MMFM 2025 : The 4th Workshop on What is Next in Multimodal Foundation Models?

October 19-20, 2025Honolulu, Hawai'i
Topics:


We invite contributions on the topic of multimodal foundation models (MMFMs). Topics of interest include, but are not limited to:


Vision / Sound / Speech / Action / Language tasks using Foundation Models in any possible combination

Data and model scaling properties of MMFMs

Self/semi/weakly supervised training of MMFMs

Multimodal grounding in foundation models

Generative MMFMs (e.g., text-to-image/video/3D generation)

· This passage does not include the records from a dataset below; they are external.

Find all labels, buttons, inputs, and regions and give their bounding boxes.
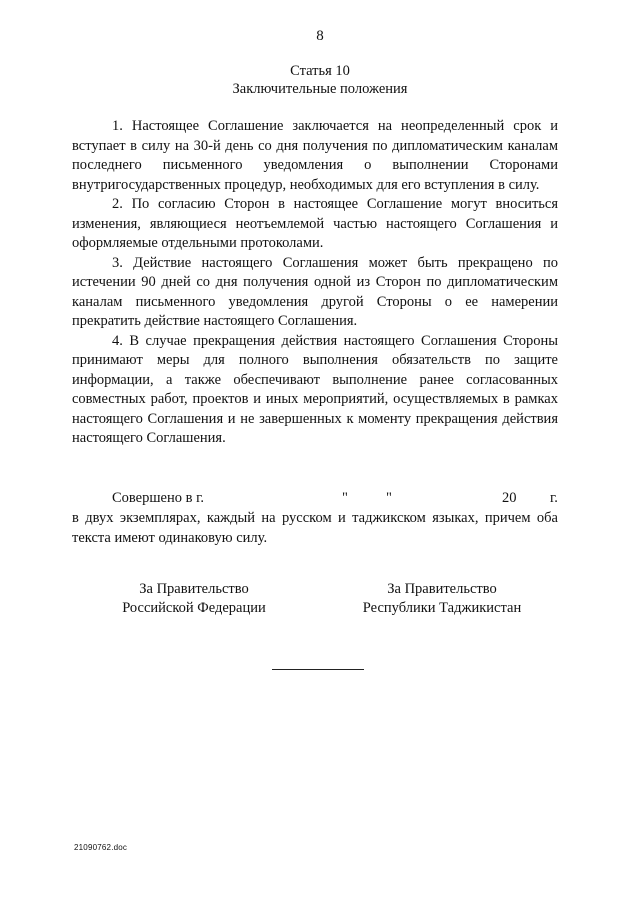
page-number: 8	[316, 28, 324, 44]
paragraph-3: 3. Действие настоящего Соглашения может быть прекращено по истечении 90 дней со дня получения одной из Сторон по дипломатическим каналам письменного уведомления другой Стороны о ее намерении прекратить действие настоящего Соглашения.	[72, 254, 558, 329]
article-title: Заключительные положения	[232, 81, 408, 97]
execution-place-date	[72, 488, 558, 508]
signature-block-tajikistan	[352, 580, 532, 618]
paragraph-1: 1. Настоящее Соглашение заключается на неопределенный срок и вступает в силу на 30-й день со дня получения по дипломатическим каналам последнего письменного уведомления о выполнении Сторонами внутригосударственных процедур, необходимых для его вступления в силу.	[72, 118, 558, 193]
execution-clause	[72, 488, 558, 548]
paragraph-2: 2. По согласию Сторон в настоящее Соглашение могут вноситься изменения, являющиеся неотъемлемой частью настоящего Соглашения и оформляемые отдельными протоколами.	[72, 196, 558, 251]
execution-year: 20	[502, 490, 517, 506]
signature-right-line1: За Правительство	[387, 581, 497, 597]
signature-block-russia	[104, 580, 284, 618]
signature-left-line2: Российской Федерации	[122, 600, 266, 616]
article-heading	[0, 62, 640, 98]
execution-year-suffix: г.	[550, 490, 558, 506]
date-quote-close: "	[386, 490, 392, 506]
signature-left-line1: За Правительство	[139, 581, 249, 597]
article-body	[72, 117, 558, 449]
file-reference: 21090762.doc	[74, 843, 128, 852]
paragraph-4: 4. В случае прекращения действия настоящего Соглашения Стороны принимают меры для полного выполнения обязательств по защите информации, а также обеспечивают выполнение ранее согласованных совместных работ, проектов и иных мероприятий, осуществляемых в рамках настоящего Соглашения и не завершенных к моменту прекращения действия настоящего Соглашения.	[72, 332, 558, 446]
execution-continuation: в двух экземплярах, каждый на русском и таджикском языках, причем оба текста имеют одинаковую силу.	[72, 510, 558, 546]
closing-divider	[272, 669, 364, 670]
execution-label: Совершено в г.	[112, 490, 205, 506]
signature-right-line2: Республики Таджикистан	[362, 600, 522, 616]
date-quote-open: "	[342, 490, 348, 506]
article-number: Статья 10	[290, 63, 350, 79]
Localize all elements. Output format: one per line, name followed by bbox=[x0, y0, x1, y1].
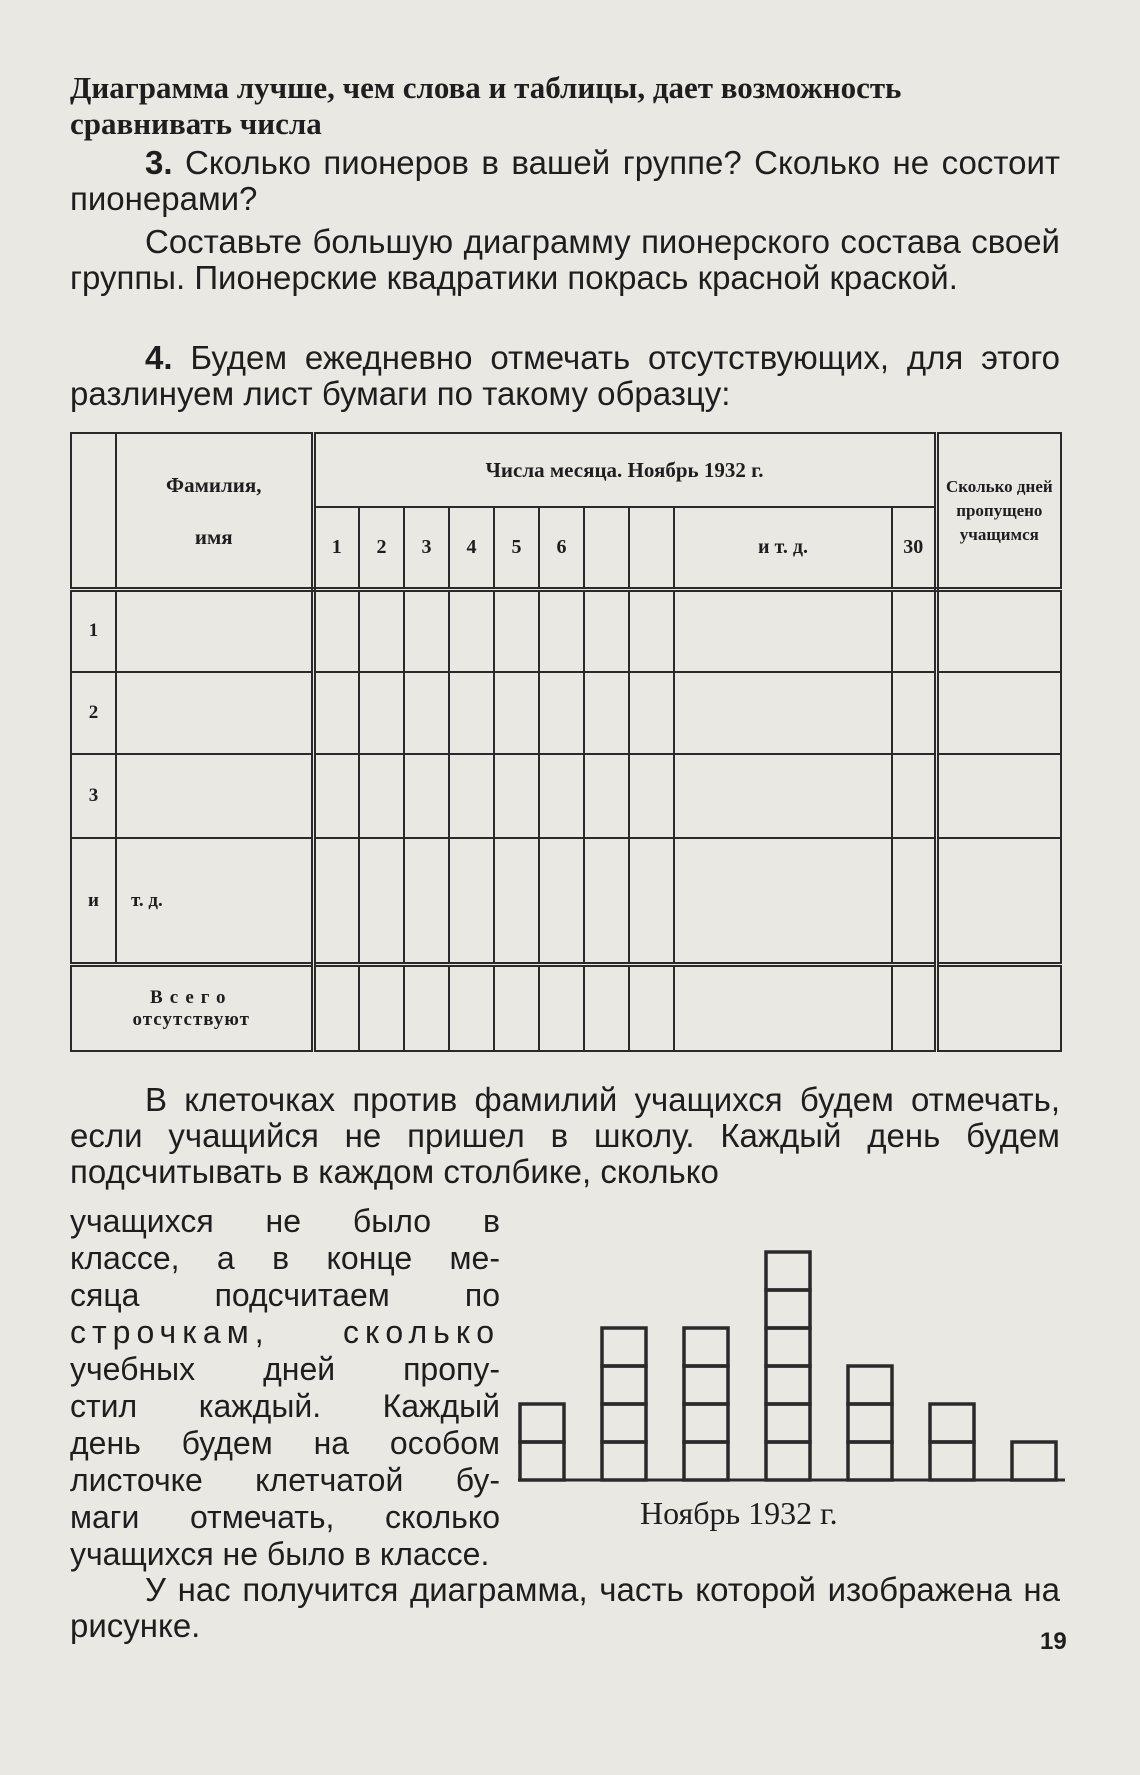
absence-square-diagram bbox=[510, 1210, 1070, 1490]
section-heading: Диаграмма лучше, чем слова и таблицы, дает возможность сравнивать числа bbox=[70, 70, 902, 141]
etc-day-header: и т. д. bbox=[674, 507, 892, 589]
missed-cell bbox=[936, 965, 1061, 1051]
table-corner-cell bbox=[71, 433, 116, 590]
text-line: стил каждый. Каждый bbox=[70, 1388, 500, 1424]
absence-square bbox=[684, 1442, 728, 1480]
attendance-table bbox=[70, 432, 1062, 1052]
text-line: классе, а в конце ме- bbox=[70, 1240, 500, 1276]
table-row bbox=[71, 672, 1061, 754]
absence-square bbox=[766, 1290, 810, 1328]
text-line: учащихся не было в bbox=[70, 1203, 500, 1239]
absence-square bbox=[1012, 1442, 1056, 1480]
absence-square bbox=[684, 1366, 728, 1404]
absence-square bbox=[848, 1442, 892, 1480]
missed-cell bbox=[936, 672, 1061, 754]
day-header: 4 bbox=[449, 507, 494, 589]
day-header: 2 bbox=[359, 507, 404, 589]
text-line: день будем на особом bbox=[70, 1425, 500, 1461]
task-text: Сколько пионеров в вашей группе? Сколько не состоит пионерами? bbox=[70, 144, 1061, 217]
total-label-line-1: Всего bbox=[150, 986, 233, 1008]
task-text: Будем ежедневно отмечать отсутствующих, для этого разлинуем лист бумаги по такому образцу: bbox=[70, 339, 1060, 412]
absence-square bbox=[848, 1366, 892, 1404]
day-header-last: 30 bbox=[892, 507, 936, 589]
missed-days-header: Сколько дней пропущено учащимся bbox=[936, 433, 1061, 590]
absence-square bbox=[602, 1442, 646, 1480]
absence-square bbox=[684, 1328, 728, 1366]
diagram-column bbox=[602, 1328, 646, 1480]
row-number: 1 bbox=[71, 590, 116, 672]
absence-square bbox=[766, 1366, 810, 1404]
name-cell: т. д. bbox=[116, 838, 313, 964]
table-row bbox=[71, 590, 1061, 672]
missed-cell bbox=[936, 754, 1061, 838]
absence-square bbox=[602, 1328, 646, 1366]
absence-square bbox=[766, 1252, 810, 1290]
diagram-column bbox=[684, 1328, 728, 1480]
absence-square bbox=[602, 1366, 646, 1404]
day-header-blank bbox=[584, 507, 629, 589]
text-line: учащихся не было в классе. bbox=[70, 1536, 490, 1572]
table-row bbox=[71, 754, 1061, 838]
paragraph-task-3 bbox=[70, 145, 1060, 217]
row-number: 3 bbox=[71, 754, 116, 838]
absence-square bbox=[930, 1442, 974, 1480]
missed-cell bbox=[936, 590, 1061, 672]
row-number: 2 bbox=[71, 672, 116, 754]
day-header: 1 bbox=[313, 507, 359, 589]
day-header: 6 bbox=[539, 507, 584, 589]
total-row bbox=[71, 965, 1061, 1051]
absence-square bbox=[520, 1442, 564, 1480]
name-header bbox=[116, 433, 313, 590]
absence-square bbox=[930, 1404, 974, 1442]
month-header: Числа месяца. Ноябрь 1932 г. bbox=[313, 433, 936, 507]
absence-square bbox=[766, 1404, 810, 1442]
day-header-blank bbox=[629, 507, 674, 589]
total-label-line-2: отсутствуют bbox=[132, 1008, 251, 1030]
total-label bbox=[71, 965, 313, 1051]
marking-text: В клеточках против фамилий учащихся будем отмечать, если учащийся не пришел в школу. Каждый день будем подсчитывать в каждом столбике, сколько bbox=[70, 1081, 1060, 1190]
table-row bbox=[71, 838, 1061, 964]
absence-square bbox=[684, 1404, 728, 1442]
diagram-column bbox=[848, 1366, 892, 1480]
paragraph-diagram-instruction bbox=[70, 224, 1060, 296]
row-number: и bbox=[71, 838, 116, 964]
task-number: 4. bbox=[145, 339, 173, 376]
text-line: учебных дней пропу- bbox=[70, 1351, 500, 1387]
missed-cell bbox=[936, 838, 1061, 964]
instruction-text: Составьте большую диаграмму пионерского состава своей группы. Пионерские квадратики покрась красной краской. bbox=[70, 223, 1060, 296]
diagram-caption: Ноябрь 1932 г. bbox=[640, 1495, 838, 1531]
conclusion-text: У нас получится диаграмма, часть которой изображена на рисунке. bbox=[70, 1571, 1060, 1644]
diagram-column bbox=[930, 1404, 974, 1480]
text-line: листочке клетчатой бу- bbox=[70, 1462, 500, 1498]
diagram-column bbox=[766, 1252, 810, 1480]
diagram-column bbox=[520, 1404, 564, 1480]
absence-square bbox=[848, 1404, 892, 1442]
paragraph-continued bbox=[70, 1203, 500, 1573]
text-line: сяца подсчитаем по bbox=[70, 1277, 500, 1313]
absence-square bbox=[520, 1404, 564, 1442]
absence-square bbox=[766, 1442, 810, 1480]
name-cell bbox=[116, 590, 313, 672]
day-header: 3 bbox=[404, 507, 449, 589]
paragraph-marking bbox=[70, 1082, 1060, 1190]
name-header-line-2: имя bbox=[194, 524, 233, 549]
day-header: 5 bbox=[494, 507, 539, 589]
text-line: маги отмечать, сколько bbox=[70, 1499, 500, 1535]
name-cell bbox=[116, 754, 313, 838]
paragraph-conclusion bbox=[70, 1572, 1060, 1644]
page-number: 19 bbox=[1040, 1628, 1067, 1655]
name-header-line-1: Фамилия, bbox=[166, 472, 262, 497]
task-number: 3. bbox=[145, 144, 173, 181]
name-cell bbox=[116, 672, 313, 754]
text-line: строчкам, сколько bbox=[70, 1314, 500, 1350]
paragraph-task-4 bbox=[70, 340, 1060, 412]
diagram-column bbox=[1012, 1442, 1056, 1480]
absence-square bbox=[766, 1328, 810, 1366]
absence-square bbox=[602, 1404, 646, 1442]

Ethics, risks, and fairness of MMFMs

Efficient training and inference of MMFMs

Parameter-efficient fine-tuning, prompting, and adapters for MMFMs

Generalization of MMFMs to other domains

Multi-task and continual learning for MMFMs

Compositionality and Reasoning Approaches for MMFMs



Submission Guidelines:

Full-length papers with proceedings (ICCV format).

Accepted papers in this track will be published in the ICCV workshop proceedings. The work should be original and 4-8 pages long (excluding references) and submitted using the ICCV format. For this track, we follow the ICCV 2025 Dual Submission Policy. Thus, the work should be sufficiently original and not under review in other venues.

Extended abstracts (non-archived).

The minimum page limit is two pages, and the maximum is four pages (including references). We encourage the submission of work in progress and work that has been previously published on topics relevant to the workshop. Note that these submissions will not be published in the proceedings. For authors who want to submit their accepted work at this workshop to a different journal or conference, please check their double submissions policy.

Papers accepted to ICCV 2025 (non-archived)

Full-length papers (up to 8 pages, excluding references) accepted to the main ICCV 2025 conference on topics relevant to the workshop.